What is risk? Fundamentally, it is the threat that an event or action (or inaction) will adversely affect an organization 's ability to achieve its strategic objectives.
As categorized by the World Economic Forum, global risks can range from extreme weather events, failure of major financial institutions, large-scale involuntary migration, food crises, large-scale cyberattacks, interstate conflicts—the list goes on.1
From a CFO's perspective, regulatory compliance, communications and financial planning all contain the potential for risk. So how do globally active nonprofit organizations prioritize and prepare?
When it comes to cybersecurity, most companies focus on prevention at the expense of preparing for the inevitable, that is, for what happens when they get hacked. Many organizations rely on defense mechanisms for their security but because no system is foolproof and completely secure, organizations should be concerned with how quickly they can detect a breach when it does happen—and how they will make a correction.
Increasingly, privacy is more than an operational activity or courtesy. Effective in May 2018, the European Union 's (EU) General Data Protection Regulation, for example, is an update of previous laws designed to bolster data privacy protections for EU residents. Any organizations that are storing, transmitting or processing data for individuals residing in any EU-member countries must comply with this regulation. It does not matter whether or not the company has physical operations in the EU. Organizations must have the proper procedures in place to prevent, detect and respond to data breaches.
Compliance and fraud
The Institute of Internal Auditors defines fraud as “any illegal act characterized by deceit, concealment or violation of trust.” An internal auditor 's (IA) general role in preventing fraud is evaluating the system for internal controls, with a focus on preventative controls and segregation of duties. While they are not expected to be specialists in detecting and investigating fraud, IAs should have sufficient knowledge of fraud risk, understand how it is managed by the organization and be able to identify fraud indicators. Organizations receiving federal funding should have a whistleblower policy in place.
When it comes to fraud in global operations, the motivations and types of schemes may be similar around the world, and range from asset misappropriation and conflicts of interest to third-party fraud and corruption or bribery. But fraud may be more prevalent in some locations than in others. Participants in a 2018 survey by the Association of Certified Fraud Examiners estimated that the typical organization loses 5 percent of revenues each year to fraud, with median losses per case costing $130,000; only about 15 percent of cases result in full recovery. According to the study, nonprofit organizations accounted for 9 percent of the total fraud cases globally with a median loss of $75,000 per case.
Additional areas of concern include:
Disaster recovery: Whether it is driven by a man-made situation or a natural disaster event, business continuity disaster recovery planning is prudent risk management and falls under the fiduciary responsibility of management and the board.
Reliance on third parties: With more than 60 percent of revenue being driven by third parties, there are myriad risk considerations regarding compliance, regulatory, privacy and reputational issues, among other areas. Globally, there is increasing enforcement of bribery and corruption compliance. Board expectations of corporate risk management and appeals for transparency are rising as well.
Culture: As global economies continue to open up and doing business globally becomes more of a business imperative, cultural values and communications present their own sets of risks. Business practices and etiquette in different countries are beginning to align more closely; nevertheless, the cultural values of individuals, businesses and countries are deep-seated and need to be acknowledged if a business is to succeed overseas.
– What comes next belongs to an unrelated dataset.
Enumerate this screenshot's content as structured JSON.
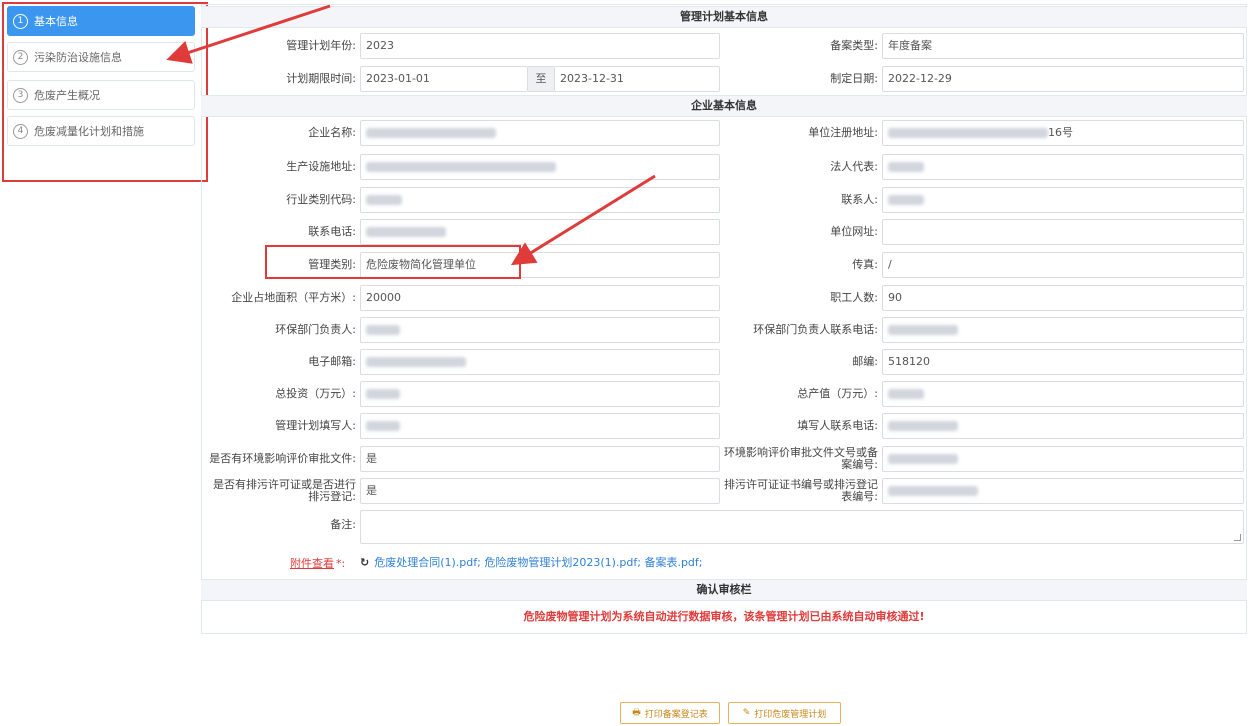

Be proactive in mitigating risks
All of these risks could have an impact on an organization 's reputation. In most situations, reputation is the organization 's biggest asset, so it needs to be protected.
Organizations operating globally should identify potential key risks and barriers and develop mitigation plans; adopting and documenting formal controls, and assigning responsibilities to control owners. Management should develop a rating for each risk regarding potential impact and likelihood, then create mitigation plans accordingly.
The Committee of Sponsoring Organizations (COSO)—a cohort of five major U.S. professional associations—developed internal control principles to mitigate risk. Organizations should map their control environment against the 17 principles of the COSO framework, identify gaps and remediate.
The primary areas include:
- Control environment
- Risk assessment
- Control activities
- Information and communication
- Monitor activities
Organizations should also consider adopting an enterprise risk management program (ERM) to better understand the risk profile of the organization as it becomes global. To be effective, enterprise risk management must be integrated into day-to-day business line activities and corporate decisions. As emerging risks and scenarios are identified, management can use the ERM activities as a means to better direct resources and response needs while staying on top its day-to-day operations. For example, during a pandemic situation like COVID-19, organizations can use ERM to ensure that emerging risks are identified and action plans established to respond appropriately. ERM can provide a disciplined approach to prioritizing emerging risk and allocating resources to where organizations are most vulnerable.